Taken from this recipe. -Will B.
- 12 portions
- 15 minutes
- 45 minutes
Ingredients
Convert imperial/metric measurements
- ¾ cup all-purpose flour, plus extra for dusting the pan
- ¾ cup white whole wheat flour
- 1 ½ tsp baking powder
- ½ tsp baking soda
- ½ tsp kosher salt
- 2 oz bittersweet chocolate, chopped
- 2 medium very ripe bananas
- ⅔ cup sugar
- ¼ cup canola oil (vegetable oil)
- 2 large eggs
- ½ cup buttermilk (to make buttermilk, add ½ tablespoon lemon juice to ½ cup of milk; gently stir to combine then let it sit for 5 minutes)
- 1 tsp vanilla extract
- Optional: 1 cup chopped walnuts
Directions
- Preheat Oven 176C
- Lightly cover a 9-by-5-inch metal or Pyrex pan (a 35x25cm oven-proof glass dish works perfectly) with butter or cooking spray and dust well with all-purpose flour to cover the pan completely, tapping out the excess. Flouring the pan helps the bread rise well and prevents any collapse after it comes out of the oven. You could also put a piece of baking parchment on the bottom of the tray.

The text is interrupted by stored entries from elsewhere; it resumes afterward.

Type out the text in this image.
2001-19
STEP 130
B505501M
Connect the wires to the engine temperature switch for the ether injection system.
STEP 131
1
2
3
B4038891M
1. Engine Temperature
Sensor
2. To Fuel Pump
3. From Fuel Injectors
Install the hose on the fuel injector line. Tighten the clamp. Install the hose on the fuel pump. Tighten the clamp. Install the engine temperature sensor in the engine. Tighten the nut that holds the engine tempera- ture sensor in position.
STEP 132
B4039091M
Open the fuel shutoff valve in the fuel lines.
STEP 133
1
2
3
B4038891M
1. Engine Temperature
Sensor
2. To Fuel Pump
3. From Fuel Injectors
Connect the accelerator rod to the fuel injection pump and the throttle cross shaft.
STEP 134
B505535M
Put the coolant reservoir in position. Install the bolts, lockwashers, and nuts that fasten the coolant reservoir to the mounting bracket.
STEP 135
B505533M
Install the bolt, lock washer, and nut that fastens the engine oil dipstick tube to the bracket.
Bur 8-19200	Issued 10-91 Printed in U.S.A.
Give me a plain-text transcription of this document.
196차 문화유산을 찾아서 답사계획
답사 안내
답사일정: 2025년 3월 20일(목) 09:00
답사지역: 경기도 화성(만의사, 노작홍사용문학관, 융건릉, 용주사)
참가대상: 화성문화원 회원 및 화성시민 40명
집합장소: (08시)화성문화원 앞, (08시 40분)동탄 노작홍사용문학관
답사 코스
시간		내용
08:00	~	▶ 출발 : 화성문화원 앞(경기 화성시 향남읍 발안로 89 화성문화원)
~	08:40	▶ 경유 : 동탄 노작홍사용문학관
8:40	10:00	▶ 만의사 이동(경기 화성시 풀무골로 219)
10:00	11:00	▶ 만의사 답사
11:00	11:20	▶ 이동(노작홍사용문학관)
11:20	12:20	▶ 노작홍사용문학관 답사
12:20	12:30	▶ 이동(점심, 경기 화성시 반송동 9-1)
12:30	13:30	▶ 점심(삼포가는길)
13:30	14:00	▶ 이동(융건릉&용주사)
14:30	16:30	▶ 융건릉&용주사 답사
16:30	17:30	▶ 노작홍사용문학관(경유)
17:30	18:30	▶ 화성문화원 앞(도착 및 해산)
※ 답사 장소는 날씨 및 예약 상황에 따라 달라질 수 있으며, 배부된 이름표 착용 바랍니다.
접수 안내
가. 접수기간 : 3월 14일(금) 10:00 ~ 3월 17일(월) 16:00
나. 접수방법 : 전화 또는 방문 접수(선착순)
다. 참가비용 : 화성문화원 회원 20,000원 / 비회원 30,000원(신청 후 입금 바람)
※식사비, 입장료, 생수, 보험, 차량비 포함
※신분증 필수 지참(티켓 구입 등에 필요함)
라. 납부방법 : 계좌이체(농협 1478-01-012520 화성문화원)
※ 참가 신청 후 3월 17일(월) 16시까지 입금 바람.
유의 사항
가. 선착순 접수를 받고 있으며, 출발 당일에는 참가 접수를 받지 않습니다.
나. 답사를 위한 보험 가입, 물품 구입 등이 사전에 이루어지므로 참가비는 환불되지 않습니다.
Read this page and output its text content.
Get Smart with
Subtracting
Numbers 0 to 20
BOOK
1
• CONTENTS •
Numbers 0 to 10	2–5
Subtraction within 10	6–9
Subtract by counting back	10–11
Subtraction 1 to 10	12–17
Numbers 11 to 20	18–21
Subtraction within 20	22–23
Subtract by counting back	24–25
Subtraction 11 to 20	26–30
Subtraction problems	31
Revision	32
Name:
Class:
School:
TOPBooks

- Put the chocolate in a medium microwave-safe bowl and microwave on high in 30-second intervals, stirring, until melted and smooth, 1 minute to 1 minute 30 seconds. Set aside to cool slightly while preparing the batter.
- Combine the bananas and sugar in a large bowl and mash with a potato masher or fork until mostly smooth with just a few small pieces of banana left. Add the oil and eggs and stir until combined. Using a wooden spoon or rubber spatula, mix in both flours, the baking powder, baking soda and salt. Stir in the buttermilk and vanilla.
- Stir 1 cup batter into the melted chocolate. Fill the loaf pan with half the banana batter and then half the chocolate batter. Repeat the layers and gently swirl together using a spoon or knife. Bake until golden brown on top and a toothpick inserted in the center comes out clean, about 45 minutes. If the top gets browned before the time is up, you can loosely cover it with aluminum foil to prevent it from burning before the inside of the banana bread has finished cooking.
- Cool in the pan 15 minutes, and then turn out onto a wire rack to cool completely. Serve warm or at room temperature.